By Alliance Communications Coordinator Amy Durr

Akiima Price, founder of the Friends of Anacostia Park in Washington, DC, has dedicated her life to getting people outdoors. In this 3-minute PBS NewsHour Brief but Spectacular video she discusses the impact a local park has on her under-resourced community. This is particularly poignant for me because I grew up without such a “village” so I love when people create villages for themselves!

Akiima Price shares:
“I would ultimately like to establish this park as a trauma-informed park that has models and systems that can be replicated and shared in other places. To where it’s really seen as a clinic, whether you’re using the space for a restorative justice circle or you’re having court-mandated mental health happen in the form of a hike.

“When I’m in Anacostia Park, I feel peace. I hear children laughing, I hear people on the basketball court, I smell cookouts,” says Akiima Price. Credit: PBS Newshour

“I know there are people who have shared with me that use that bike path that have gotten off their blood pressure medicine and their diabetes medicine.

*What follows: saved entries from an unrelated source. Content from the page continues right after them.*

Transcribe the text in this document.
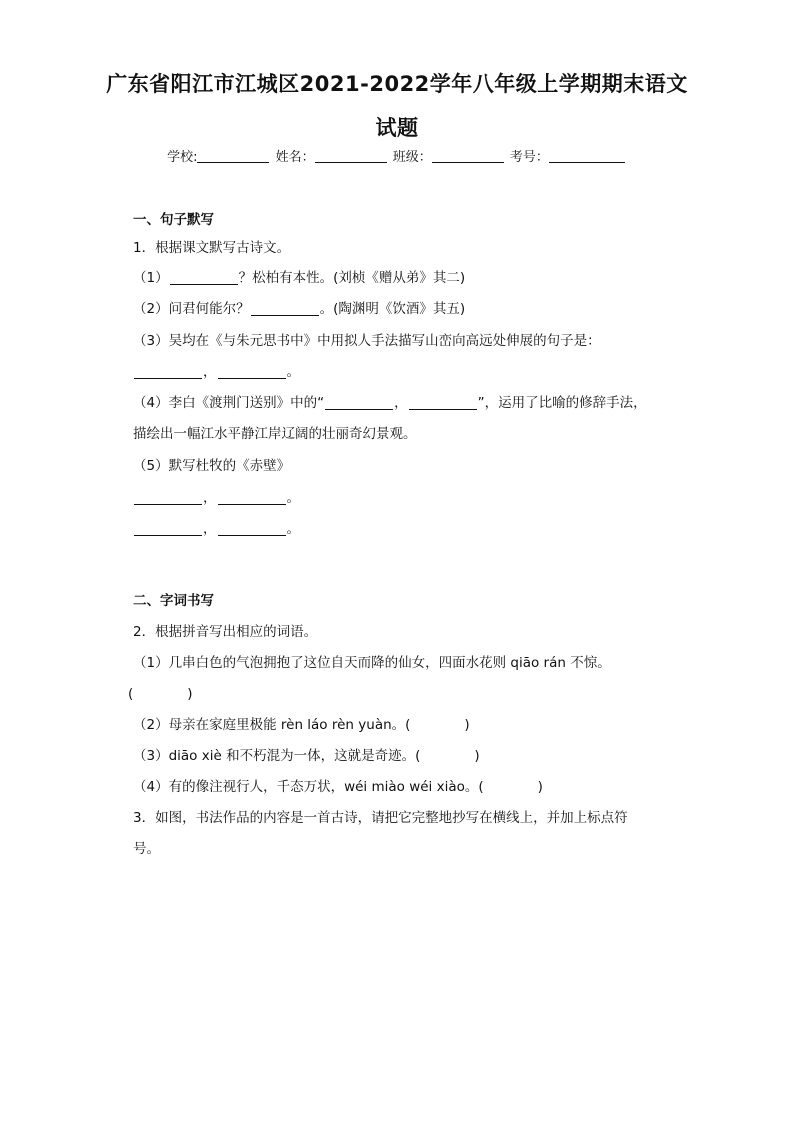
广东省阳江市江城区2021-2022学年八年级上学期期末语文
试题
学校:	姓名：	班级：	考号：
一、句子默写
1．根据课文默写古诗文。
（1）	？松柏有本性。(刘桢《赠从弟》其二)
（2）问君何能尔？	。(陶渊明《饮酒》其五)
（3）吴均在《与朱元思书中》中用拟人手法描写山峦向高远处伸展的句子是：
，	。
（4）李白《渡荆门送别》中的“	，	”，运用了比喻的修辞手法，
描绘出一幅江水平静江岸辽阔的壮丽奇幻景观。
（5）默写杜牧的《赤壁》
，	。
，	。
二、字词书写
2．根据拼音写出相应的词语。
（1）几串白色的气泡拥抱了这位自天而降的仙女，四面水花则 qiāo rán 不惊。
(　　　　)
（2）母亲在家庭里极能 rèn láo rèn yuàn。(　　　　)
（3）diāo xiè 和不朽混为一体，这就是奇迹。(　　　　)
（4）有的像注视行人，千态万状，wéi miào wéi xiào。(　　　　)
3．如图，书法作品的内容是一首古诗，请把它完整地抄写在横线上，并加上标点符
号。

“I’ve met people who are going through drug addiction, you know, trying to get clean, and how just being in that park, the stillness and the silence of that park is helpful, and the fact that there are people that they can talk to.

“Easily over a million people use Anacostia Park over the course of a year. The majority of the people that use that park are African Americans, so the park gets a lot of use in a cultural context,” shares Akiima Price. Credit: PBS Newshour

“What we’re about is not just the park, but the people. That park feels like that’s my family, the elders feel like my grandmas and then having our staff there and having all these people working and then bringing their kids. It feels like a village.”